Amruthesh S C, Boerschel M F, McKinney J S, Willoughby K A, Ellis E F
Department of Pharmacology and Toxicology, Medical College of Virginia, Virginia Commonwealth University, Richmond 23298-0613.
J Neurochem. 1993 Jul;61(1):150-9. doi: 10.1111/j.1471-4159.1993.tb03550.x.
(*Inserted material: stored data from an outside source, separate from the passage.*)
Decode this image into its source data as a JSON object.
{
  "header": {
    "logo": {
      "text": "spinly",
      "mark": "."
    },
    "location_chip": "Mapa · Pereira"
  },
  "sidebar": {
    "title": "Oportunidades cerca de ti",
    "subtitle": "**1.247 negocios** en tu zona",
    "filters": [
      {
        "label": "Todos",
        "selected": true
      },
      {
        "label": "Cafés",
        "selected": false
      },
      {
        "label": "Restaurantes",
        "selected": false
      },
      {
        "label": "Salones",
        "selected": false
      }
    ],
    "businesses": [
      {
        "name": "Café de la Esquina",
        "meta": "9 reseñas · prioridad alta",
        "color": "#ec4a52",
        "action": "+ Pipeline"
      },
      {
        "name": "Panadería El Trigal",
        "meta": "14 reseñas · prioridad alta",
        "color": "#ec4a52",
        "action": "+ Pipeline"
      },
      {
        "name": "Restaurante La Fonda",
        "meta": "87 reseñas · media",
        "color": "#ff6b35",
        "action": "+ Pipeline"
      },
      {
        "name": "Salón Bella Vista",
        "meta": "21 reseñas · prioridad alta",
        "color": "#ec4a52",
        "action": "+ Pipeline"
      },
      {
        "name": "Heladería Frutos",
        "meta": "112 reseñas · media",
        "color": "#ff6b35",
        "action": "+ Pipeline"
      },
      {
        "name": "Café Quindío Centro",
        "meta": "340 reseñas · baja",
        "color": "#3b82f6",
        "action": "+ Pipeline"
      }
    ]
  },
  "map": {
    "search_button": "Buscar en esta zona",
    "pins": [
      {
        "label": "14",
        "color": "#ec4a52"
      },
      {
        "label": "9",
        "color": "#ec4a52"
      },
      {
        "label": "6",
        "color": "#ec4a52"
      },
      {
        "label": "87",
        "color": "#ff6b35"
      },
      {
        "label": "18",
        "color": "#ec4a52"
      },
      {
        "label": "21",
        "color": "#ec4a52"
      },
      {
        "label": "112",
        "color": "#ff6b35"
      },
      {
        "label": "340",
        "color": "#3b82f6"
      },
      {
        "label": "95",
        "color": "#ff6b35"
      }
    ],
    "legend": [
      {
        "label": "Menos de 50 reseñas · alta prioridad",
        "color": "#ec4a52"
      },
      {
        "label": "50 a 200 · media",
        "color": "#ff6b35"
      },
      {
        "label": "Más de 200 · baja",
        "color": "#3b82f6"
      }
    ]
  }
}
We have recently shown that brain slices are capable of metabolizing arachidonic acid by the epoxygenase pathway. The purpose of this study was to begin to determine the ability of individual brain cell types to form epoxygenase metabolites. We have examined the astrocyte epoxygenase pathway and have also confirmed metabolism by the cyclooxygenase and lipoxygenase enzyme systems. Cultured rat hippocampal astrocyte homogenate, when incubated with radiolabeled [3H]arachidonic acid, formed products that eluted in four major groups designated as R17-30, R42-50, R51-82, and R83-90 based on their retention times in reverse-phase HPLC. These fractions were further segregated into as many as 13 peaks by normal-phase HPLC and a second reverse-phase HPLC system. The principal components in each peak were structurally characterized by gas chromatography/electron impact-mass spectrometry. Based on HPLC retention times and gas chromatography/electron impact-mass spectrometry analysis, the more polar fractions (R17-30) contained prostaglandin D2 as the major cyclooxygenase product. Minor products included 6-keto prostaglandin F1 alpha, prostaglandin E2, prostaglandin F2 alpha, and thromboxane B2. Fractions R42-50, R51-82, and R83-90 contained epoxygenase and lipoxygenase-like products. The major metabolite in fractions R83-90 was 5,6-epoxyeicosatrienoic acid (EET). Fractions R51-82 contained 14,15- and 8,9-EETs, 12- and 5-hydroxyeicosatetraenoic acids, and 8,9- and 5,6-dihydroxyeicosatrienoic acids (DHETs). In fractions R42-50, 14,15-DHET was the major product. When radiolabeled [3H]14,15-EET was incubated with astrocyte homogenate, it was rapidly metabolized to [3H]14,15-DHET. The metabolism was inhibited by submicromolar concentration of 4-phenylchalcone oxide, a potent inhibitor of epoxide hydrolase activity. Formation of other polar metabolites such as triols or epoxy alcohols from 14,15-DHET was not observed. In conclusion, astrocytes readily metabolize arachidonic acid to 14,15-EET, 5,6-EET, and their vicinal-diols. Previous studies suggest these products may affect neuronal function and cerebral blood flow.
我们最近发现脑片能够通过环氧合酶途径代谢花生四烯酸。本研究的目的是开始确定单个脑细胞类型形成环氧合酶代谢产物的能力。我们研究了星形胶质细胞的环氧合酶途径,还证实了其通过环氧化酶和脂氧化酶系统进行的代谢。培养的大鼠海马星形胶质细胞匀浆与放射性标记的[3H]花生四烯酸一起孵育时,会形成产物,根据其在反相高效液相色谱中的保留时间,这些产物可分为四个主要组,分别命名为R17 - 30、R42 - 50、R51 - 82和R83 - 90。通过正相高效液相色谱和第二个反相高效液相色谱系统,这些馏分进一步分离出多达13个峰。每个峰中的主要成分通过气相色谱/电子轰击质谱进行结构表征。基于高效液相色谱保留时间和气相色谱/电子轰击质谱分析,极性较强的馏分(R17 - 30)中主要的环氧化酶产物是前列腺素D2。次要产物包括6 - 酮前列腺素F1α、前列腺素E2、前列腺素F2α和血栓素B2。馏分R42 - 50、R51 - 82和R83 - 90含有环氧合酶和脂氧化酶样产物。馏分R83 - 90中的主要代谢产物是5,6 - 环氧二十碳三烯酸(EET)。馏分R51 - 82含有14,15 - 和8,9 - EETs、12 - 和5 - 羟基二十碳四烯酸以及8,9 - 和5,6 - 二羟基二十碳三烯酸(DHETs)。在馏分R42 - 50中,14,15 - DHET是主要产物。当放射性标记的[3H]14, fifteen - EET与星形胶质细胞匀浆一起孵育时,它会迅速代谢为[3H]14,15 - DHET。这种代谢受到亚微摩尔浓度的4 - 苯基查尔酮氧化物(一种环氧水解酶活性的强效抑制剂)的抑制。未观察到由14,15 - DHET形成其他极性代谢产物,如三醇或环氧醇。总之,星形胶质细胞很容易将花生四烯酸代谢为14,15 - EET、5,6 - EET及其邻二醇。先前的研究表明这些产物可能会影响神经元功能和脑血流量。